Les prévisions du magazine Army Research & Development suggèrent que le porteur de l’armure de combat proposée par l’armée américaine « sera immunisé contre la guerre bactériologique, les gaz toxiques, ainsi que la chaleur et les radiations des explosions nucléaires ».
Même si la notion d’armure motorisée du type présenté dans des films tels que Starship Troopers et Avatar est probablement encore loin, un « chariot élévateur » portable, semblable au chargeur électrique que Ripley a utilisé dans les scènes finales de la suite d’Alien de James Cameron en 1986, pourrait devenir réalité dans les prochaines années.
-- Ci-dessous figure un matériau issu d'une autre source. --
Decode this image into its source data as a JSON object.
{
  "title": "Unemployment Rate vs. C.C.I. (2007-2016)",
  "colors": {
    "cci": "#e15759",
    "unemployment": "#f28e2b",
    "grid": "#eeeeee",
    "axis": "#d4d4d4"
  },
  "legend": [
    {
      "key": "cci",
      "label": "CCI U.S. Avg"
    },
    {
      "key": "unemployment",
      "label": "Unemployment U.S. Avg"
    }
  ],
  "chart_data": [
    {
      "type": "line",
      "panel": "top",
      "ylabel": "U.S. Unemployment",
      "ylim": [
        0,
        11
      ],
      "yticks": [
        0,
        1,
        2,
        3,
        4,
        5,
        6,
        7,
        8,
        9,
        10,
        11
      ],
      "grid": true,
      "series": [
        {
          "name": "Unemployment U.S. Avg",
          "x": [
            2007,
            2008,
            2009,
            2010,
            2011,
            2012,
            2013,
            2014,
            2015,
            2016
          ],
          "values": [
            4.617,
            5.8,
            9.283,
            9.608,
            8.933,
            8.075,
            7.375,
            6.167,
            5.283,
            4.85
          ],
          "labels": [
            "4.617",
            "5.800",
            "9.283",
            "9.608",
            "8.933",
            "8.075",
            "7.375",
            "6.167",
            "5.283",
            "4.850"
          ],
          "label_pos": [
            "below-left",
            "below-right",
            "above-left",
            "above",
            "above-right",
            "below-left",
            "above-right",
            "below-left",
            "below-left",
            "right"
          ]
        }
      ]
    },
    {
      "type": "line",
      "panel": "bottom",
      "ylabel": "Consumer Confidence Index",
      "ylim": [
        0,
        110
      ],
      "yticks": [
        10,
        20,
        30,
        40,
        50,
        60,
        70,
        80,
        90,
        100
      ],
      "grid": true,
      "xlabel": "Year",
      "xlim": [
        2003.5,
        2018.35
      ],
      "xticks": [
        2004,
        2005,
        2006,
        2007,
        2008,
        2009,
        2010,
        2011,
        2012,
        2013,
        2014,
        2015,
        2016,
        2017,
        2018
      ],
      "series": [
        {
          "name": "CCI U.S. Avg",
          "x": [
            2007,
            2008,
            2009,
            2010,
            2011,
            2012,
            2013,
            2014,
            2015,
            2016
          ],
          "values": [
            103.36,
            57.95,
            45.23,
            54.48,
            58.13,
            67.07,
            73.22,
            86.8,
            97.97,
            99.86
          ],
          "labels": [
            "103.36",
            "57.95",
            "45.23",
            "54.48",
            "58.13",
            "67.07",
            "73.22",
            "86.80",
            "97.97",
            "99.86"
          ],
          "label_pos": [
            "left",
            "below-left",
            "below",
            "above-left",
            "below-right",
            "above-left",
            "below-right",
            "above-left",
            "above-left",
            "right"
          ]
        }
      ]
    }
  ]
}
Les essaims de drones représentent un nouveau défi majeur pour les planificateurs militaires (Image : STM)
Activelink, filiale de Panasonic, a développé un exosquelette motorisé qui pourrait aider le personnel militaire dans des environnements confinés – comme les sous-marins ou les porte-avions – à manœuvrer sans effort des missiles lourds ou des torpilles.
Capes d’invisibilité
La notion de furtivité est un élément fondamental de la guerre depuis des siècles, qu’il s’agisse de l’introduction d’uniformes kaki au milieu des années 1800 pour contrer l’avancée des fusils de précision, ou du B-21 Raider ultra-furtif de l’armée de l’air américaine, qui devrait régner sur le ciel dans les années 2030.
Mais la prochaine génération de camouflage militaire semble être sortie directement des pages de Harry Potter. Les zones de combat modernes regorgent de capteurs thermiques capables de détecter les humains et les véhicules uniquement à partir de leur signature thermique. Les drones ukrainiens déploient déjà des capteurs infrarouges pour détecter la chaleur corporelle des soldats russes.
C’est précisément pour cette raison que les Marines américains prévoient de livrer leur propre « cape d’invisibilité » d’ici 2030. Le Multispectral Camouflage Overgarment, ou MCO, « est destiné à fournir une gestion de signature individuelle aux Marines en atténuant la détection dans les spectres visuel (VIS), proche infrarouge (NIR) et infrarouge à ondes courtes (SWIR), ainsi qu’à supprimer les signatures thermiques dans l’infrarouge à ondes moyennes (MWIR) et l’infrarouge à ondes longues (LWIR) pour réduire la probabilité de détection. par des capteurs thermiques », selon une récente commande d’équipement du Corps des Marines.
Les Marines ont déclaré avoir besoin de 13 000 de ces capes d’ici 2027 et de 61 000 d’ici 2030.

Les essaims de drones relativement peu coûteux constituent une menace majeure pour les forces conventionnelles (Image : Getty Images)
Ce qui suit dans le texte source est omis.